Many LLM applications require access to user-specific data that is not included in the model's training dataset. A key method to achieve this is through Retrieval Augmented Generation (RAG). During this process, external data is sourced and then integrated into the LLM during the generation phase.

TaskingAI offers comprehensive tools for the retrieval system, ranging from straightforward to intricate setups. This section of the documentation delves into all aspects related to the retrieval phase, such as record management and text chunks querying.


Key Components

TaskingAI's retrieval system is designed to manage and retrieve data efficiently. At its core, the system revolves around collections, records, and chunks, each serving a specific purpose in the data retrieval process. The system is engineered to handle various data sources and formats, ensuring that users can quickly and accurately access the information they need.

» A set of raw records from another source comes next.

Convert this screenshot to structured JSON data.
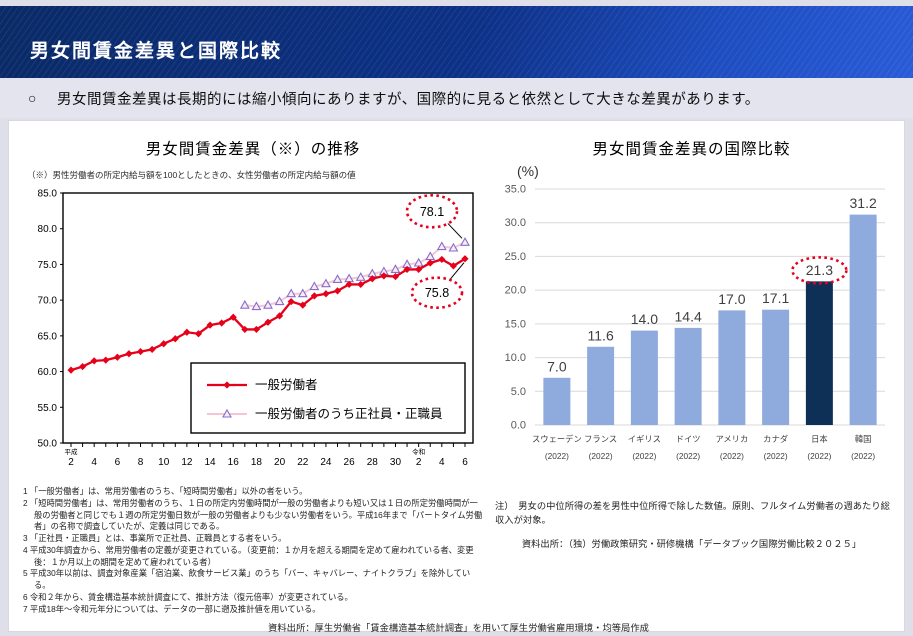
{
  "page": {
    "title": "男女間賃金差異と国際比較",
    "summary_bullet": "○",
    "summary_text": "男女間賃金差異は長期的には縮小傾向にありますが、国際的に見ると依然として大きな差異があります。",
    "footer_source": "資料出所：厚生労働省「賃金構造基本統計調査」を用いて厚生労働省雇用環境・均等局作成"
  },
  "colors": {
    "header_navy": "#0d3187",
    "header_blue": "#1d4dc0",
    "summary_band": "#e4e4ef",
    "accent_red": "#e8001f",
    "line_red": "#e60019",
    "line_pink": "#f2c6d4",
    "triangle_purple": "#8c6bc8",
    "bar_blue": "#8faadc",
    "japan_navy": "#0e3057",
    "grid_grey": "#d9d9d9",
    "axis_text_grey": "#595959"
  },
  "chart_data": [
    {
      "id": "wage-gap-trend",
      "type": "line",
      "title": "男女間賃金差異（※）の推移",
      "subtitle_note": "（※）男性労働者の所定内給与額を100としたときの、女性労働者の所定内給与額の値",
      "ylim": [
        50,
        85
      ],
      "ytick_step": 5,
      "grid": false,
      "legend_position": "inside-lower-right",
      "n_points": 35,
      "x_eras": [
        {
          "index": 0,
          "label": "平成"
        },
        {
          "index": 30,
          "label": "令和"
        }
      ],
      "x_tick_indices": [
        0,
        2,
        4,
        6,
        8,
        10,
        12,
        14,
        16,
        18,
        20,
        22,
        24,
        26,
        28,
        30,
        32,
        34
      ],
      "x_tick_labels": [
        "2",
        "4",
        "6",
        "8",
        "10",
        "12",
        "14",
        "16",
        "18",
        "20",
        "22",
        "24",
        "26",
        "28",
        "30",
        "2",
        "4",
        "6"
      ],
      "series": [
        {
          "name": "一般労働者",
          "marker": "diamond",
          "color": "#e60019",
          "start_index": 0,
          "values": [
            60.2,
            60.7,
            61.5,
            61.6,
            62.0,
            62.5,
            62.8,
            63.1,
            63.9,
            64.6,
            65.5,
            65.3,
            66.5,
            66.8,
            67.6,
            65.9,
            65.9,
            66.9,
            67.8,
            69.8,
            69.3,
            70.6,
            70.9,
            71.3,
            72.2,
            72.2,
            73.0,
            73.4,
            73.3,
            74.3,
            74.3,
            75.2,
            75.7,
            74.8,
            75.8
          ]
        },
        {
          "name": "一般労働者のうち正社員・正職員",
          "marker": "triangle",
          "color": "#f2c6d4",
          "marker_color": "#8c6bc8",
          "start_index": 15,
          "values": [
            69.3,
            69.1,
            69.3,
            69.8,
            70.9,
            70.9,
            71.9,
            72.3,
            72.9,
            73.0,
            73.2,
            73.7,
            74.0,
            74.3,
            75.0,
            75.2,
            76.1,
            77.5,
            77.3,
            78.1
          ]
        }
      ],
      "annotations": [
        {
          "label": "78.1",
          "series": 1,
          "style": "red-dotted-circle"
        },
        {
          "label": "75.8",
          "series": 0,
          "style": "red-dotted-circle"
        }
      ],
      "footnotes": [
        "1 「一般労働者」は、常用労働者のうち、「短時間労働者」以外の者をいう。",
        "2 「短時間労働者」は、常用労働者のうち、１日の所定内労働時間が一般の労働者よりも短い又は１日の所定労働時間が一般の労働者と同じでも１週の所定労働日数が一般の労働者よりも少ない労働者をいう。平成16年まで「パートタイム労働者」の名称で調査していたが、定義は同じである。",
        "3 「正社員・正職員」とは、事業所で正社員、正職員とする者をいう。",
        "4 平成30年調査から、常用労働者の定義が変更されている。（変更前：１か月を超える期間を定めて雇われている者、変更後：１か月以上の期間を定めて雇われている者）",
        "5 平成30年以前は、調査対象産業「宿泊業、飲食サービス業」のうち「バー、キャバレー、ナイトクラブ」を除外している。",
        "6 令和２年から、賃金構造基本統計調査にて、推計方法（復元倍率）が変更されている。",
        "7 平成18年～令和元年分については、データの一部に遡及推計値を用いている。"
      ]
    },
    {
      "id": "international-comparison",
      "type": "bar",
      "title": "男女間賃金差異の国際比較",
      "unit_label": "(%)",
      "categories": [
        "スウェーデン",
        "フランス",
        "イギリス",
        "ドイツ",
        "アメリカ",
        "カナダ",
        "日本",
        "韓国"
      ],
      "category_years": [
        "(2022)",
        "(2022)",
        "(2022)",
        "(2022)",
        "(2022)",
        "(2022)",
        "(2022)",
        "(2022)"
      ],
      "values": [
        7.0,
        11.6,
        14.0,
        14.4,
        17.0,
        17.1,
        21.3,
        31.2
      ],
      "ylim": [
        0,
        35
      ],
      "ytick_step": 5,
      "grid": true,
      "bar_color": "#8faadc",
      "highlight_index": 6,
      "highlight_color": "#0e3057",
      "highlight_style": "red-dotted-circle-on-label",
      "note": "注）　男女の中位所得の差を男性中位所得で除した数値。原則、フルタイム労働者の週あたり総収入が対象。",
      "source": "資料出所：（独）労働政策研究・研修機構「データブック国際労働比較２０２５」"
    }
  ]
}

Here are the roles of each component:

  • Collections: These are the fundamental units of the retrieval system, each acting as an independent index.
  • Records: Representing the data sources, records can be of various formats, including pure text or text extracted from files like PDF, TXT, and Word documents.
  • Chunks: These are segments of text extracted and split from records, stored within collections.

Key Features

Document Splitter

TaskingAI provides sophisticated functionality for breaking down records (which can be text or files) into more manageable text chunks. This process is crucial for efficient information retrieval, as it isolates the most relevant sections of the records for easier access and analysis.

Text Embedding Models

Creating embeddings for documents is another crucial retrieval aspect. Embeddings encapsulate the semantic essence of text, facilitating the rapid and efficient identification of text segments with similar content. TaskingAI integrates with multiple embedding providers and models, from open-source to proprietary APIs, giving you the flexibility to select the most fitting option for your needs. TaskingAI provides a unified interface for easy model switching.

Vector Stores: TaskingVec

TaskingAI enhances the retrieval experience by utilizing its proprietary vector storage system, TaskingVec. TaskingVec is engineered to deliver a reliable and swift retrieval experience, seamlessly integrated with the user's preferred embedding model. This combination ensures that users can enjoy a rapid querying experience without needing to delve into the complexities of vector operations.